Thirty-five years after she escaped an Indiana prison, convicted murderer Linda Darby said Tuesday that she was just as surprised an anyone that she managed to keep her secret for so long.
/ Source: msnbc.com and NBC News

Thirty-five years after she escaped an Indiana prison to live a quiet life in a small Tennessee town, convicted murderer Linda Darby said Tuesday that she was just as surprised an anyone that she managed to keep her secret for so long.

In an interview with NBC affiliate WSVM of Nashville, Darby, 64, said her third husband never knew anything about her background. Neither did their two children and eight grandchildren.
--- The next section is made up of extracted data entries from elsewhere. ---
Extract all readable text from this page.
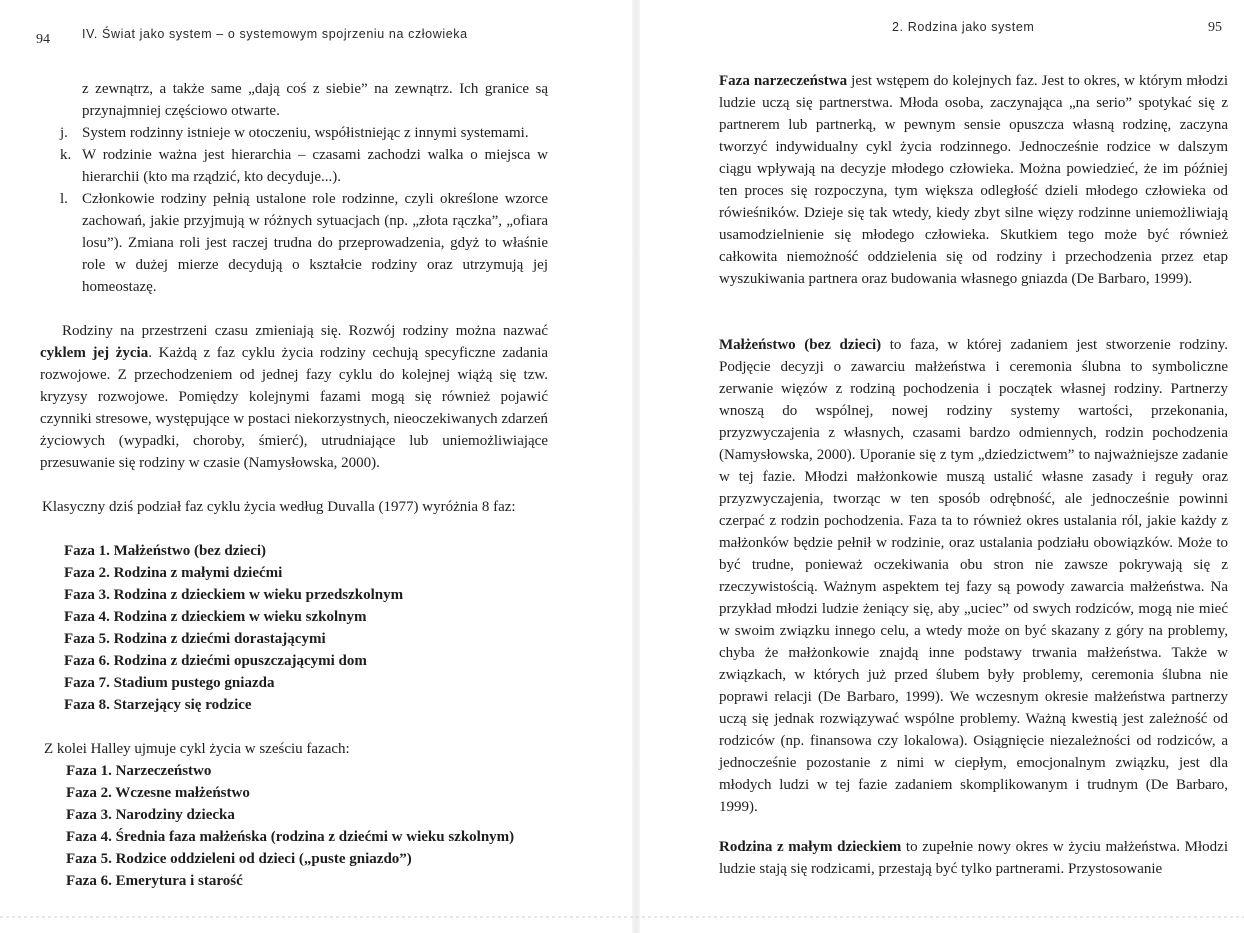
94	IV. Świat jako system – o systemowym spojrzeniu na człowieka
z zewnątrz, a także same „dają coś z siebie” na zewnątrz. Ich granice są przynajmniej częściowo otwarte.
j. System rodzinny istnieje w otoczeniu, współistniejąc z innymi systemami.
k. W rodzinie ważna jest hierarchia – czasami zachodzi walka o miejsca w hierarchii (kto ma rządzić, kto decyduje...).
l. Członkowie rodziny pełnią ustalone role rodzinne, czyli określone wzorce zachowań, jakie przyjmują w różnych sytuacjach (np. „złota rączka”, „ofiara losu”). Zmiana roli jest raczej trudna do przeprowadzenia, gdyż to właśnie role w dużej mierze decydują o kształcie rodziny oraz utrzymują jej homeostazę.

Rodziny na przestrzeni czasu zmieniają się. Rozwój rodziny można nazwać cyklem jej życia. Każdą z faz cyklu życia rodziny cechują specyficzne zadania rozwojowe. Z przechodzeniem od jednej fazy cyklu do kolejnej wiążą się tzw. kryzysy rozwojowe. Pomiędzy kolejnymi fazami mogą się również pojawić czynniki stresowe, występujące w postaci niekorzystnych, nieoczekiwanych zdarzeń życiowych (wypadki, choroby, śmierć), utrudniające lub uniemożliwiające przesuwanie się rodziny w czasie (Namysłowska, 2000).

Klasyczny dziś podział faz cyklu życia według Duvalla (1977) wyróżnia 8 faz:

Faza 1. Małżeństwo (bez dzieci)
Faza 2. Rodzina z małymi dziećmi
Faza 3. Rodzina z dzieckiem w wieku przedszkolnym
Faza 4. Rodzina z dzieckiem w wieku szkolnym
Faza 5. Rodzina z dziećmi dorastającymi
Faza 6. Rodzina z dziećmi opuszczającymi dom
Faza 7. Stadium pustego gniazda
Faza 8. Starzejący się rodzice

Z kolei Halley ujmuje cykl życia w sześciu fazach:

Faza 1. Narzeczeństwo
Faza 2. Wczesne małżeństwo
Faza 3. Narodziny dziecka
Faza 4. Średnia faza małżeńska (rodzina z dziećmi w wieku szkolnym)
Faza 5. Rodzice oddzieleni od dzieci („puste gniazdo”)
Faza 6. Emerytura i starość
2. Rodzina jako system	95

Faza narzeczeństwa jest wstępem do kolejnych faz. Jest to okres, w którym młodzi ludzie uczą się partnerstwa. Młoda osoba, zaczynająca „na serio” spotykać się z partnerem lub partnerką, w pewnym sensie opuszcza własną rodzinę, zaczyna tworzyć indywidualny cykl życia rodzinnego. Jednocześnie rodzice w dalszym ciągu wpływają na decyzje młodego człowieka. Można powiedzieć, że im później ten proces się rozpoczyna, tym większa odległość dzieli młodego człowieka od rówieśników. Dzieje się tak wtedy, kiedy zbyt silne więzy rodzinne uniemożliwiają usamodzielnienie się młodego człowieka. Skutkiem tego może być również całkowita niemożność oddzielenia się od rodziny i przechodzenia przez etap wyszukiwania partnera oraz budowania własnego gniazda (De Barbaro, 1999).

Małżeństwo (bez dzieci) to faza, w której zadaniem jest stworzenie rodziny. Podjęcie decyzji o zawarciu małżeństwa i ceremonia ślubna to symboliczne zerwanie więzów z rodziną pochodzenia i początek własnej rodziny. Partnerzy wnoszą do wspólnej, nowej rodziny systemy wartości, przekonania, przyzwyczajenia z własnych, czasami bardzo odmiennych, rodzin pochodzenia (Namysłowska, 2000). Uporanie się z tym „dziedzictwem” to najważniejsze zadanie w tej fazie. Młodzi małżonkowie muszą ustalić własne zasady i reguły oraz przyzwyczajenia, tworząc w ten sposób odrębność, ale jednocześnie powinni czerpać z rodzin pochodzenia. Faza ta to również okres ustalania ról, jakie każdy z małżonków będzie pełnił w rodzinie, oraz ustalania podziału obowiązków. Może to być trudne, ponieważ oczekiwania obu stron nie zawsze pokrywają się z rzeczywistością. Ważnym aspektem tej fazy są powody zawarcia małżeństwa. Na przykład młodzi ludzie żeniący się, aby „uciec” od swych rodziców, mogą nie mieć w swoim związku innego celu, a wtedy może on być skazany z góry na problemy, chyba że małżonkowie znajdą inne podstawy trwania małżeństwa. Także w związkach, w których już przed ślubem były problemy, ceremonia ślubna nie poprawi relacji (De Barbaro, 1999). We wczesnym okresie małżeństwa partnerzy uczą się jednak rozwiązywać wspólne problemy. Ważną kwestią jest zależność od rodziców (np. finansowa czy lokalowa). Osiągnięcie niezależności od rodziców, a jednocześnie pozostanie z nimi w ciepłym, emocjonalnym związku, jest dla młodych ludzi w tej fazie zadaniem skomplikowanym i trudnym (De Barbaro, 1999).

Rodzina z małym dzieckiem to zupełnie nowy okres w życiu małżeństwa. Młodzi ludzie stają się rodzicami, przestają być tylko partnerami. Przystosowanie
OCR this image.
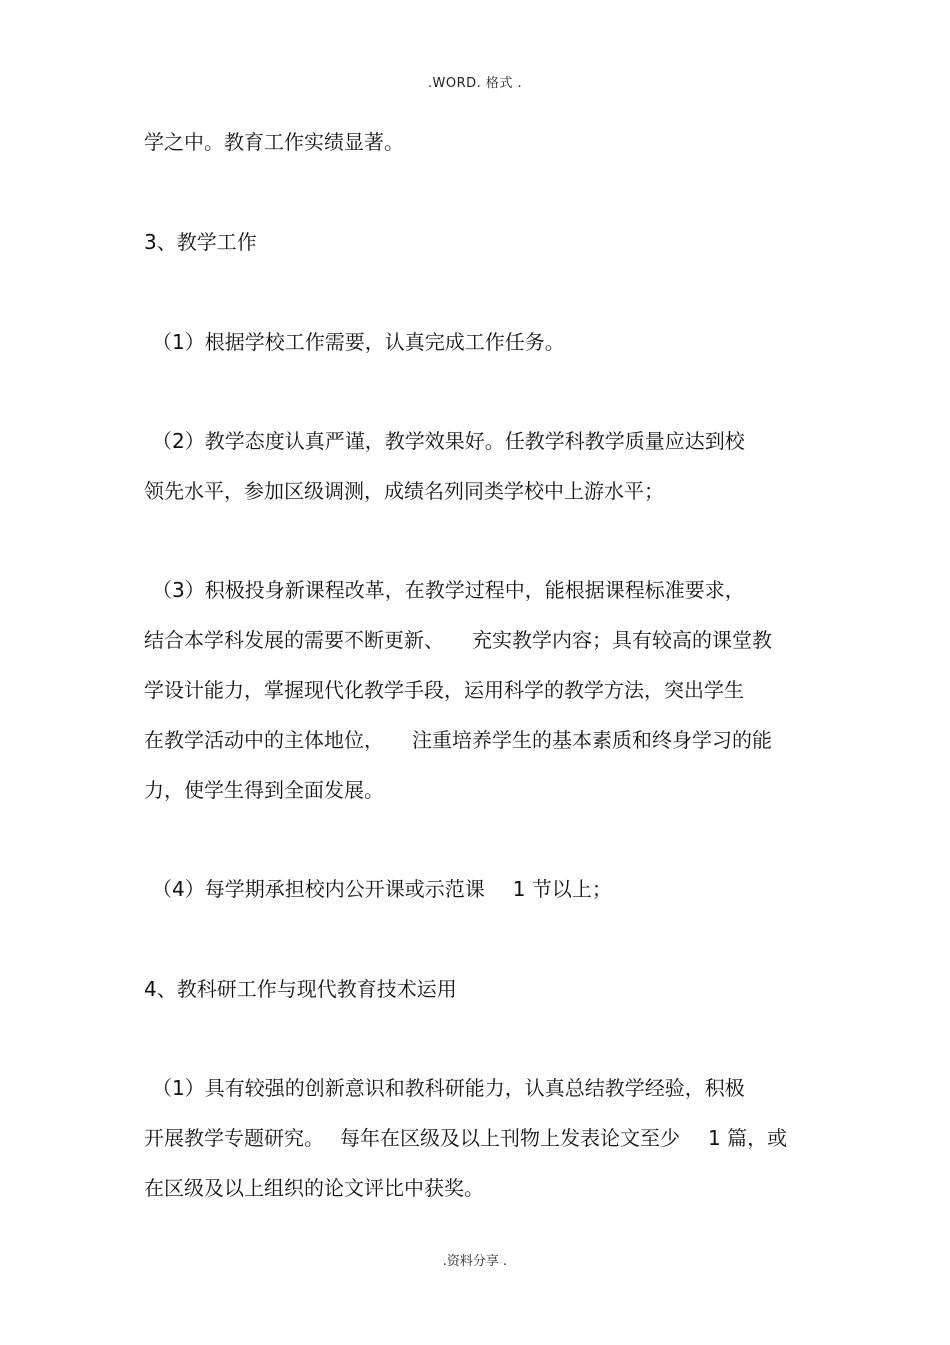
.WORD. 格式 .
学之中。教育工作实绩显著。
3、教学工作
（1）根据学校工作需要，认真完成工作任务。
（2）教学态度认真严谨，教学效果好。任教学科教学质量应达到校
领先水平，参加区级调测，成绩名列同类学校中上游水平；
（3）积极投身新课程改革，在教学过程中，能根据课程标准要求，
结合本学科发展的需要不断更新、 充实教学内容；具有较高的课堂教
学设计能力，掌握现代化教学手段，运用科学的教学方法，突出学生
在教学活动中的主体地位， 注重培养学生的基本素质和终身学习的能
力，使学生得到全面发展。
（4）每学期承担校内公开课或示范课 1 节以上；
4、教科研工作与现代教育技术运用
（1）具有较强的创新意识和教科研能力，认真总结教学经验，积极
开展教学专题研究。 每年在区级及以上刊物上发表论文至少 1 篇，或
在区级及以上组织的论文评比中获奖。
.资料分享 .
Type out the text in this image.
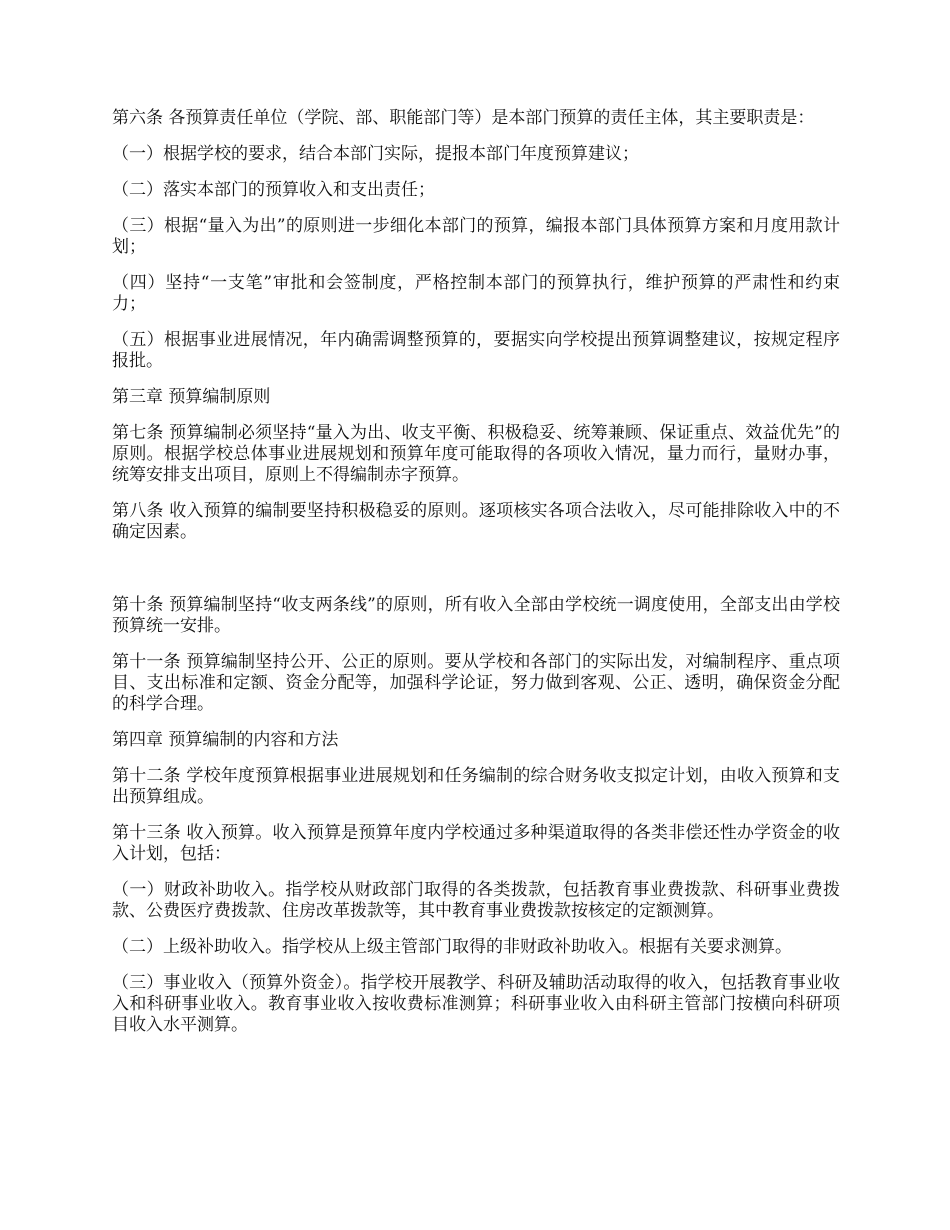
第六条 各预算责任单位（学院、部、职能部门等）是本部门预算的责任主体，其主要职责是：

（一）根据学校的要求，结合本部门实际，提报本部门年度预算建议；

（二）落实本部门的预算收入和支出责任；

（三）根据“量入为出”的原则进一步细化本部门的预算，编报本部门具体预算方案和月度用款计划；

（四）坚持“一支笔”审批和会签制度，严格控制本部门的预算执行，维护预算的严肃性和约束力；

（五）根据事业进展情况，年内确需调整预算的，要据实向学校提出预算调整建议，按规定程序报批。

第三章 预算编制原则

第七条 预算编制必须坚持“量入为出、收支平衡、积极稳妥、统筹兼顾、保证重点、效益优先”的原则。根据学校总体事业进展规划和预算年度可能取得的各项收入情况，量力而行，量财办事，统筹安排支出项目，原则上不得编制赤字预算。

第八条 收入预算的编制要坚持积极稳妥的原则。逐项核实各项合法收入，尽可能排除收入中的不确定因素。

第十条 预算编制坚持“收支两条线”的原则，所有收入全部由学校统一调度使用，全部支出由学校预算统一安排。

第十一条 预算编制坚持公开、公正的原则。要从学校和各部门的实际出发，对编制程序、重点项目、支出标准和定额、资金分配等，加强科学论证，努力做到客观、公正、透明，确保资金分配的科学合理。

第四章 预算编制的内容和方法

第十二条 学校年度预算根据事业进展规划和任务编制的综合财务收支拟定计划，由收入预算和支出预算组成。

第十三条 收入预算。收入预算是预算年度内学校通过多种渠道取得的各类非偿还性办学资金的收入计划，包括：

（一）财政补助收入。指学校从财政部门取得的各类拨款，包括教育事业费拨款、科研事业费拨款、公费医疗费拨款、住房改革拨款等，其中教育事业费拨款按核定的定额测算。

（二）上级补助收入。指学校从上级主管部门取得的非财政补助收入。根据有关要求测算。

（三）事业收入（预算外资金）。指学校开展教学、科研及辅助活动取得的收入，包括教育事业收入和科研事业收入。教育事业收入按收费标准测算；科研事业收入由科研主管部门按横向科研项目收入水平测算。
“I couldn’t burden people. It wasn’t fair,” said Darby, who said the double life was nerve-wracking “at first.”

But “then it was like, I was needed, and I filled in where I was needed,” she said, breaking down in tears as she described raising a granddaughter whom she has had custody of since the girl was 9.

Darby said she understood that she had been living a lie.

“But where do you stop? What do you go back to?” she asked. “... I cried myself to sleep a lot.”

‘I didn’t kill him’
Darby insisted that she did not kill her second husband, Charles R. Darby, the crime for which she was sentenced to life in prison in 1970. His body, shot and stuffed into a bag, was found in the bedroom of the couple’s home in Hammond, Ind., which had been set on fire and reeked of kerosene and gasoline.

She said her attorney did not even bother to put on a defense because he thought the prosecution’s case was so weak.

“I’m not a murderer,” she said. “I just don’t know how they ever convicted me of murder.”

Darby was arrested Friday in Pulaski, Tenn., a town of about 7,800 people near the Alabama border. She was waiting to be returned to Indiana on Tuesday.

Darby escaped from the Indiana Women’s Prison in March 1972 by climbing over a barbed-wire fence.

“I was scratched up and bloody from going over the barbed wire,” she said.

She made her way to Tennessee, where she settled under the name Linda Joe McElroy and made a living as a babysitter and housecleaner.

‘Flawless life’ on the lam
As McElroy, she also remarried and had two children with her third husband. Darby already had five children from her previous marriages to Charles Darby and another man. She said she had not seen those children in 30 years, resisting attempts to contact them over the years.

At times, she wrestled with her conscience and considered going back to Indiana, especially when she was in church.

“I’m sorry,” she said. “I didn’t mean to mislead anybody. But I didn’t want to go back to something and pay for anybody else’s crime.”

Authorities and neighbors said Darby lived a quiet life in Tennessee under her new name. Giles County Sheriff Kyle Helton said he was slightly acquainted with Darby and thought she had been living in Pulaski for at least 30 years.

“As far as I know she never had any criminal history after she came here,” Helton told The Associated Press. “She never got into any trouble. She led a flawless life.”

Darby had a message for people who believed her to be Linda McElroy, not Linda Darby:

“This is who I am,” she said. “I’m not a murderer. I didn’t do it.”